Added: Alesia Volker - Date: 02.03.2022 08:15 - Views: 12577 - Clicks: 5784
Introduction: Research related to the automatic detection of Alzheimer's disease AD is important, given the high prevalence of AD and the high cost of traditional diagnostic methods.
Since AD ificantly affects the content and acoustics of spontaneous speech, natural language processing, and machine learning provide promising techniques for reliably detecting AD. There has been a recent proliferation of classification models for AD, but these vary in the datasets used, model types and training and testing paradigms. In this study, we compare and contrast the performance of two common approaches for automatic AD detection from speech on the same, well-matched dataset, to determine the advantages of using domain knowledge vs.
Two approaches were used for classification of these speech samples: 1 using domain knowledge: extracting an extensive set of clinically relevant linguistic and acoustic features derived from speech and transcripts based on prior literature, and 2 using transfer-learning and leveraging large pre-trained machine learning models: using transcript-representations that are automatically derived from state-of-the-art pre-trained language models, by fine-tuning Bidirectional Encoder Representations from Transformer BERT -based sequence classification models.
: We compared the utility of speech transcript representations obtained from recent natural language processing models i.

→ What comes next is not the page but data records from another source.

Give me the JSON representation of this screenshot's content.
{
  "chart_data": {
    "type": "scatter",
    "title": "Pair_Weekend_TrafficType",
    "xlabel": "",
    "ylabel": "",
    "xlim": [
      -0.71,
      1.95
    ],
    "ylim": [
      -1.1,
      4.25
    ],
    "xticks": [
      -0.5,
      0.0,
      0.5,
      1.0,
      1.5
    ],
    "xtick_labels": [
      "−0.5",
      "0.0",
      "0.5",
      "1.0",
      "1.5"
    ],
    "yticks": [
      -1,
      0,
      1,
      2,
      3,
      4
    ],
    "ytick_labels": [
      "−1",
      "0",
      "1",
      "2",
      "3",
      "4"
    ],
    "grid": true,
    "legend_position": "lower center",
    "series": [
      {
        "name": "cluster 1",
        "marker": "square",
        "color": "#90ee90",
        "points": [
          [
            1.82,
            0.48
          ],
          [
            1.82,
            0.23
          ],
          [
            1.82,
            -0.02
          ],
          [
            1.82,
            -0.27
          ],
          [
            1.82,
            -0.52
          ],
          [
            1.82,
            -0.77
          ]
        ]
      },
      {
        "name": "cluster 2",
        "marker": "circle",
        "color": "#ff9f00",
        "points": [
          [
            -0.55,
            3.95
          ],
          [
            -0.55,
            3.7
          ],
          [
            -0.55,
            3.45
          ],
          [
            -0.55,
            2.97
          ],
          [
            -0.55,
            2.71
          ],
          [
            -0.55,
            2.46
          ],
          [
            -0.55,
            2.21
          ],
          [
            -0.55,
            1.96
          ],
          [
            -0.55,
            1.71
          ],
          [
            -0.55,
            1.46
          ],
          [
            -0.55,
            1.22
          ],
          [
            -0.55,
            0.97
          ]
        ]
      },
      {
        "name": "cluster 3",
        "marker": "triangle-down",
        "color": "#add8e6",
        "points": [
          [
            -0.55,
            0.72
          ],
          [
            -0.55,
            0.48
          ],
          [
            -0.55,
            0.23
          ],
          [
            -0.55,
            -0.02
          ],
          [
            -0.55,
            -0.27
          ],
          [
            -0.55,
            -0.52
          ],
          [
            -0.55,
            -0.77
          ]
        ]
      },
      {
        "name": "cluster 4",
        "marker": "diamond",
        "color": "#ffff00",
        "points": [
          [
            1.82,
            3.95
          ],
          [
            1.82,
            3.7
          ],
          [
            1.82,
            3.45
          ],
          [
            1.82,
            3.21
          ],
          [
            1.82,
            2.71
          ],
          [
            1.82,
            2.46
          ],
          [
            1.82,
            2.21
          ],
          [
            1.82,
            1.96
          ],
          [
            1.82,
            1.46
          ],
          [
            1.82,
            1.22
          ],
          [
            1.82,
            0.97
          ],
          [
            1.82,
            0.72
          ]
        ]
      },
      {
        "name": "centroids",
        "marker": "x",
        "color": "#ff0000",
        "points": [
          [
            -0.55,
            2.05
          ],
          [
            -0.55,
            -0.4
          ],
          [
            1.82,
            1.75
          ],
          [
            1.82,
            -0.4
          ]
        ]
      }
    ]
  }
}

Both the feature-based approaches and fine-tuned BERT models ificantly outperformed the baseline linguistic model using a small set of linguistic features, demonstrating the importance of extensive linguistic information for detecting cognitive impairments relating to AD. We observed that fine-tuned BERT models numerically outperformed feature-based approaches on the AD detection task, but the difference was Local women who want to fuck Sneisa statistically ificant.
Our main contribution is the observation that when tested on the same, demographically balanced dataset and tested on independent, unseen data, both domain knowledge and pretrained linguistic models have good predictive performance for detecting AD based on speech. It is notable that linguistic information alone is capable of achieving comparable, and even numerically better, performance than models including both acoustic and linguistic features here.
We also try to shed light on the inner workings of the more black-box natural language processing model by performing an interpretability analysis, and find that attention weights reveal interesting patterns such as higher attribution to more important information content units in the picture description task, as well as pauses and filler words.
Conclusion: This approach supports the value of well-performing machine learning and linguistically-focussed processing techniques to detect AD from speech and highlights the need to compare model performance on carefully balanced datasets, using consistent same training parameters and independent test datasets in order to determine the best performing predictive model.
Alzheimer's disease AD is a progressive neurodegenerative disease that causes problems with memory, thinking, and behavior. AD affects over 40 million people worldwide with high costs of acute and long-term care Prince et al. Current forms of diagnosis are both time consuming and expensive Prabhakaran et al. Studies have shown that valuable clinical information indicative of cognition can be obtained from spontaneous speech elicited using pictures Goodglass et al. Studies have capitalized on this clinical observation, using speech analysis, natural language processing NLPand machine learning ML to distinguish between speech from healthy and cognitively impaired participants in datasets including semi-structured speech tasks such as picture description.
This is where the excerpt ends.